Monday, December 08, 2008

review: jay reatard / lovvers / the pheromoans

This is a bit late, but I've not been to many gigs lately so feel I should blog about the ones I do go to; consequently here's a brief review of a recent outing, albeit one which is probably fuzzy round the edges as a consequence of disintegrating memories...

Jay Reatard has garnered a lot of column inches this year and some pretty decent reviews off the back of his recent singles collection for Matador. Without knowing an awful lot about him, Ant and I headed down to the Engine Rooms in Brighton a couple of weeks ago to watch him play with a couple of British bands, local boys The Pheromoans and Nottingham's Lovvers.

On first, The Pheromoans were terrific. Peddling an artless, lackadaisical and nonchalant take on the Swell Maps / Fall / Pavement sound, their sound was obviously familiar, but none the worse for it; short, daft songs riding four note basslines and enlivened by a droll singer and a guitarist fluffing occasionally melodic surf-riffs. It's possible, perhaps likely, that they are self-conscious art students playing badly on purpose (in which case I withdraw my affection), but I'm happy to play along with the idea that they're stoned chancers, short on ambition and fired with a love for simplicity and fuzz. So I thought they were grand.

Lovvers, on the contrary, were incredibly tight, focused and forceful. Their sound was abrasive, energetic, full - and yet they were painfully awful; a sequence of yawnsome redundant cliches and dead-eyed ambition.
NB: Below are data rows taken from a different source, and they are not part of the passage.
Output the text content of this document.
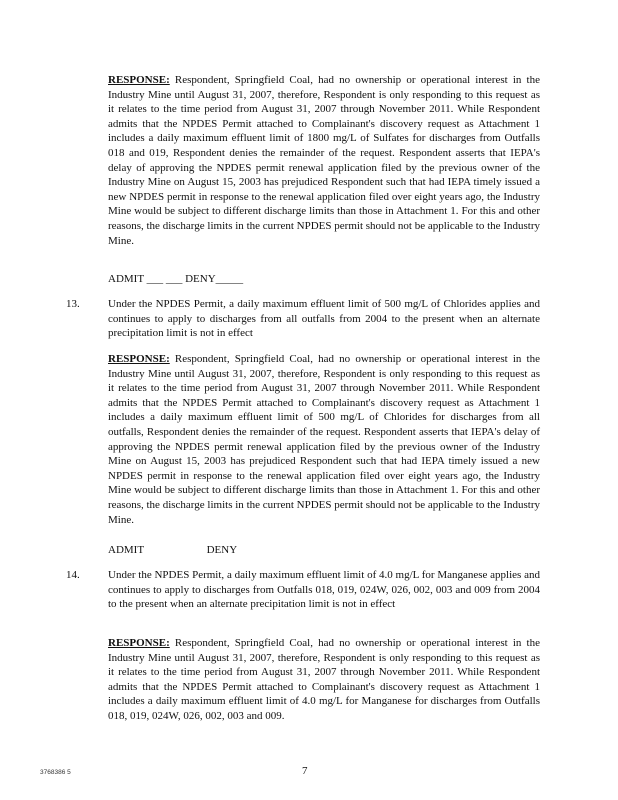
RESPONSE: Respondent, Springfield Coal, had no ownership or operational interest in the Industry Mine until August 31, 2007, therefore, Respondent is only responding to this request as it relates to the time period from August 31, 2007 through November 2011. While Respondent admits that the NPDES Permit attached to Complainant's discovery request as Attachment 1 includes a daily maximum effluent limit of 1800 mg/L of Sulfates for discharges from Outfalls 018 and 019, Respondent denies the remainder of the request. Respondent asserts that IEPA's delay of approving the NPDES permit renewal application filed by the previous owner of the Industry Mine on August 15, 2003 has prejudiced Respondent such that had IEPA timely issued a new NPDES permit in response to the renewal application filed over eight years ago, the Industry Mine would be subject to different discharge limits than those in Attachment 1. For this and other reasons, the discharge limits in the current NPDES permit should not be applicable to the Industry Mine.

ADMIT ___ ___ DENY_____
13.	Under the NPDES Permit, a daily maximum effluent limit of 500 mg/L of Chlorides applies and continues to apply to discharges from all outfalls from 2004 to the present when an alternate precipitation limit is not in effect

RESPONSE: Respondent, Springfield Coal, had no ownership or operational interest in the Industry Mine until August 31, 2007, therefore, Respondent is only responding to this request as it relates to the time period from August 31, 2007 through November 2011. While Respondent admits that the NPDES Permit attached to Complainant's discovery request as Attachment 1 includes a daily maximum effluent limit of 500 mg/L of Chlorides for discharges from all outfalls, Respondent denies the remainder of the request. Respondent asserts that IEPA's delay of approving the NPDES permit renewal application filed by the previous owner of the Industry Mine on August 15, 2003 has prejudiced Respondent such that had IEPA timely issued a new NPDES permit in response to the renewal application filed over eight years ago, the Industry Mine would be subject to different discharge limits than those in Attachment 1. For this and other reasons, the discharge limits in the current NPDES permit should not be applicable to the Industry Mine.

ADMIT DENY
14.	Under the NPDES Permit, a daily maximum effluent limit of 4.0 mg/L for Manganese applies and continues to apply to discharges from Outfalls 018, 019, 024W, 026, 002, 003 and 009 from 2004 to the present when an alternate precipitation limit is not in effect

RESPONSE: Respondent, Springfield Coal, had no ownership or operational interest in the Industry Mine until August 31, 2007, therefore, Respondent is only responding to this request as it relates to the time period from August 31, 2007 through November 2011. While Respondent admits that the NPDES Permit attached to Complainant's discovery request as Attachment 1 includes a daily maximum effluent limit of 4.0 mg/L for Manganese for discharges from Outfalls 018, 019, 024W, 026, 002, 003 and 009.

3768386 5	7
Only when their macho, show-offy punk slowed down for some churning, slower numbers did they lift themselves out of the mire, but by that time I'd retreated to the back of the room. Bewilderingly, the crowd responded enthusiastically, so perhaps it's just me that can't bear their masculine, heartless hardcore. Ant was more enthusiastic, but not much.

Wondering if the problem is just that I like quiet music, I headed back towards the front for Jay Reatard, who quickly dispelled that notion by playing a set of fiercely enjoyable, high-octane punk rock, fusing the volume of The Melvins with the hooks of a young Evan Dando. Barely pausing between (cracking) songs, his performance is all about speed and energy, excitement and power. All were much in evidence as Reatard provoked a sea of grins and a wave of slightly apologetic headbanging from a reserved audience, perhaps mindful of Jay's unpredictability. And the good news is that, for all that my record collection is getting folkier and folkier, I still like a bit of furious punk. As long as it has pop choruses.

1 comment:

Anonymous said...

You what? I thought Lovvers were ace. Can't believe you hated them.